Les investissements étrangers qui n’ont pas dépassé 800 MD en 4 ans sous forme de partenariats noués avec des agriculteurs tunisiens portant sur des transferts de technologies en vue de favoriser l’exportation des nos produits agricoles vers l’UE, doivent être développés et encouragés. Dans le même ordre d’idées, à savoir l’intensification de l’agriculture, le ministère des Domaines de l’Etat et des affaires foncières vient de récupérer comme par “une baguette magique” 68.000 hectares de terres domaniales sous forme de 120 fermes couvrant de vastes superficies agricoles et 5000 ha en petits lots, suite à des décisions de déchéance qui ont frappé sociétés de mise en valeur et de développement agricoles (SMDA) et particuliers qui étaient des locataires contractuels.
Il s’agit de manquements constatés aux cahiers des charges souscrits par les exploitants : engagements d’investir non respectés, programmes de travaux non réalisés, montants de loyers non versés,…
Il faut dire que l’OTD qui exploite 156.000 ha dont 72.000 ha de, parcours extensifs non cultivés situés dans le sud tunisien, n’a pas les moyens d’investir. D’ailleurs sa production ne dépasse pas les 2% de la production nationale.

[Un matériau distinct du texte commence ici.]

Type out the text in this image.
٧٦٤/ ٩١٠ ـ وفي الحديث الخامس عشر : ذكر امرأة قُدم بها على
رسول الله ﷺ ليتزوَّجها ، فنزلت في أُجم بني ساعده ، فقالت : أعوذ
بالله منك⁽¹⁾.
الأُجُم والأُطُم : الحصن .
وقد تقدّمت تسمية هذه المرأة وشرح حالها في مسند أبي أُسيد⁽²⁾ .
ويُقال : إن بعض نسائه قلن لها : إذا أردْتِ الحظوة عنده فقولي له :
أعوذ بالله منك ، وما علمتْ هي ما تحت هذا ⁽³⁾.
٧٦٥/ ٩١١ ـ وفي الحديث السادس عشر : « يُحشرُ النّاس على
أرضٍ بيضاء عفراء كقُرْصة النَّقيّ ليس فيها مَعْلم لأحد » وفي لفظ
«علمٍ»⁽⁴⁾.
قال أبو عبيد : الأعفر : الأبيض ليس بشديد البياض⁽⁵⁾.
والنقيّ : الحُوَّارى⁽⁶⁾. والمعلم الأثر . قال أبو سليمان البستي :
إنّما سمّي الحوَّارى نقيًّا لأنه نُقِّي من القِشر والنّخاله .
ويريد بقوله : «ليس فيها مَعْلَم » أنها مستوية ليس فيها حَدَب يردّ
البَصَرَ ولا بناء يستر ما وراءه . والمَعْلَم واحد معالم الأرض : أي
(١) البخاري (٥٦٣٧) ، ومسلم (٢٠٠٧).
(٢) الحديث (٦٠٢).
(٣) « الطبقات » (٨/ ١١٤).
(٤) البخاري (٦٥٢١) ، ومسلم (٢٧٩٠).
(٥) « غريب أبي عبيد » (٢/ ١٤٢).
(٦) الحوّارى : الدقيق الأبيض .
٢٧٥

Selon les déclarations de Béchir Khfiri, Directeur général de l’Office des terres domaniales à Express FM, les 120 fermes récupérées seront exploitées par l’Office à titre provisoire (cultures extensives) en attendant la préparation des dossiers de location de ces 120 fermes.Cahiers des charges, études, expertises et appels d’offres en vue de leur location à des particuliers ou à des sociétés de mise en valeur agricole, opération qui nécessite 4 longues années d’attente, car la capacité de l’Office est de 30 fermes par an.
Cela signifie que durant quatre ans, le potentiel de production de richesses et de création d’emplois  extraordinaires de ces 120 fermes, va être gelé et inexploité parce que certains services de l’OTD, fonctionnent à un rythme ralenti de fonctionnaires respectueux des horaires et des congés, alors que notre pays vit une crise économique aiguë ?
Il y a là une situation irrationnelle et anormale qui mérite une solution vigoureuse. Par exemple, mettre en place une task-force, avec plusieurs équipes d’ingénieurs agronomes qui remplissent les bureaux du ministère de l’Agriculture et les charger chacune de visiter les fermes en l’objet, gouvernorat par gouvernorat, et d’élaborer en trois mois maximum les dossiers requis pour lancer les 120 appels d’offres.
Il suffit d’adopter les mêmes normes pour les rendements des cultures et pour les prix, lors des études de rentabilité. Cela est parfaitement possible, une mission de “sécurité alimentaire”, quitte à accorder une prime pour les ingénieurs en l’objet qui seront assistés par des juristes et des économistes pour veiller à la conformité des contrats.